Fly's mother whelped this week. The puppies are Fly's full brothers and sisters. I don't know if I can stand making that trip tomorrow. The last time it was with Ernest. To pick up Fly Flanagan. They are both gone. I've not let my mind have access to my heart. It is more than can be borne. The thought of being in a vehicle with a friend traveling across the surface of this life makes me feel so very small. So very momentary. I am momentary. Accompanied by all else that is momentary as well. What tiny creatures we all are. Going about our business. Believing it to be serious.
And so, this new puppy, whom in courtesy to its breeder, Bob Bishop, I shall have to choose by appearance alone, and not by spirit, for I have first refusal, has a name before I've seen her, and a place in my heart that is new, for I have had to create one especially for her. And she may never know how hard it is for me to do it. Shall she live beyond me, or I her?
Yesterday's bread was a failure. Yesterday's soup was a success. Shall I be extravagant and make a new loaf and feed the remnants of this dry miserably one to the goats, or perhaps the chickens? The soup is better today than yesterday. I'm trying to convince myself that 11:00 is still breakfast, but I'm having little success. One "Rule for Living Here" is to not go to the barn until the fires catch. And the coffee has dripped. Oh, I don't drink it until I'm back up to the house, but I want it made when I come in. No farm wife here to help me survive my day. I try to make a soup at night to eat for breakfast the following day. Sometimes that works. Sometimes it doesn't. I have little stamina by afternoon without some "hard" protein. That means meat of some sort. And fuel, for the body, and perhaps the soul. I could be satisfied with this life were I only a little more efficient, and a lot more disciplined. My dream presents itself and represents itself, wearing different raiment with which to clothe itself. But it is always the same. There are voices saying I'll never have my dreams realized. And voices saying I'm not able to pull it off. And my voice saying you don't know even now what you are doing. But the vet himself admitted to being confounded by sheep, at times. A comfort, that, what I do know is that nothing equals the pull that the barn has on me these remarkable days at lambing. And, by some miracle, my timing has been, so far, right. I've walked in unexpectedly on ewes freshening four times. And minutes after most of the rest of the time. An ancient ewe with a severe case of pneumonia not only pulled through, but dropped two lambs, the third being too big and died despite my and the veterinarian's able assistance.
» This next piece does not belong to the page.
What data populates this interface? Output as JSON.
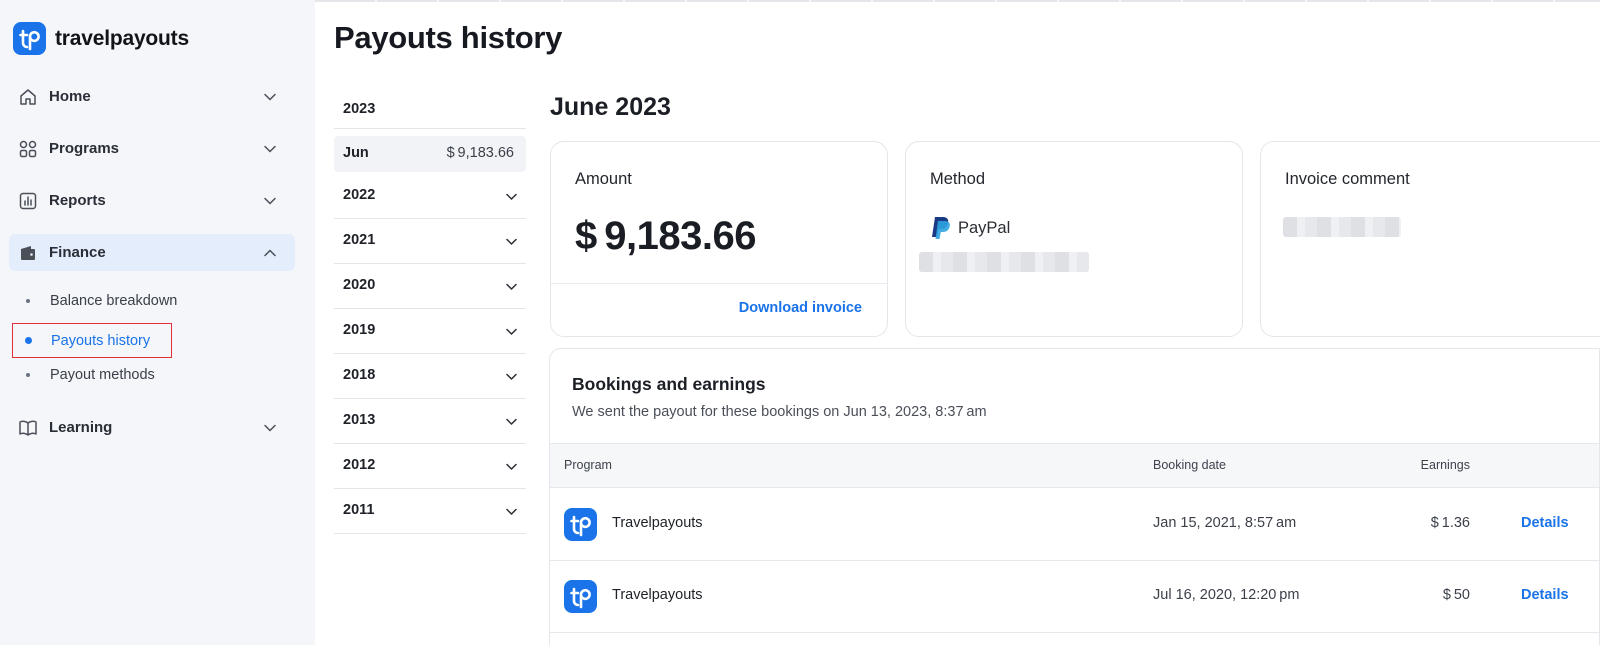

She's nursing the two. They look good. And she looks as proud as a sheep can be. Her little ewes shall stay indeed. They need to be named. I must expand the list.
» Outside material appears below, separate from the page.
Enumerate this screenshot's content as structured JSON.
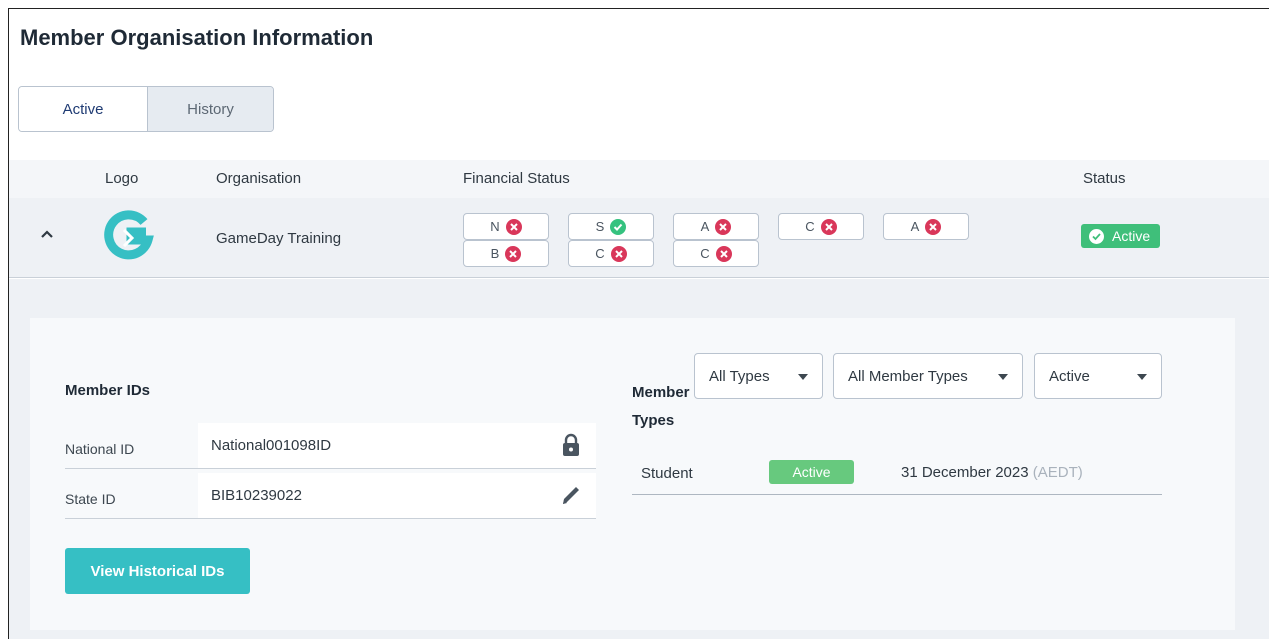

The kitchen is warm enough to leave it. The coffee and soup are hot enough to drink. I see sheep in the pasture looking for a blade or two of grass that they may have missed last fall. I must drop some more hay for them behind the barn. They are reluctant to go inside to eat on this mild and pleasant day. I, too, am reluctant to be inside and shall now go and join them. Tomorrow I shall wash my face and make the journey to choose Glencora MacCluskie.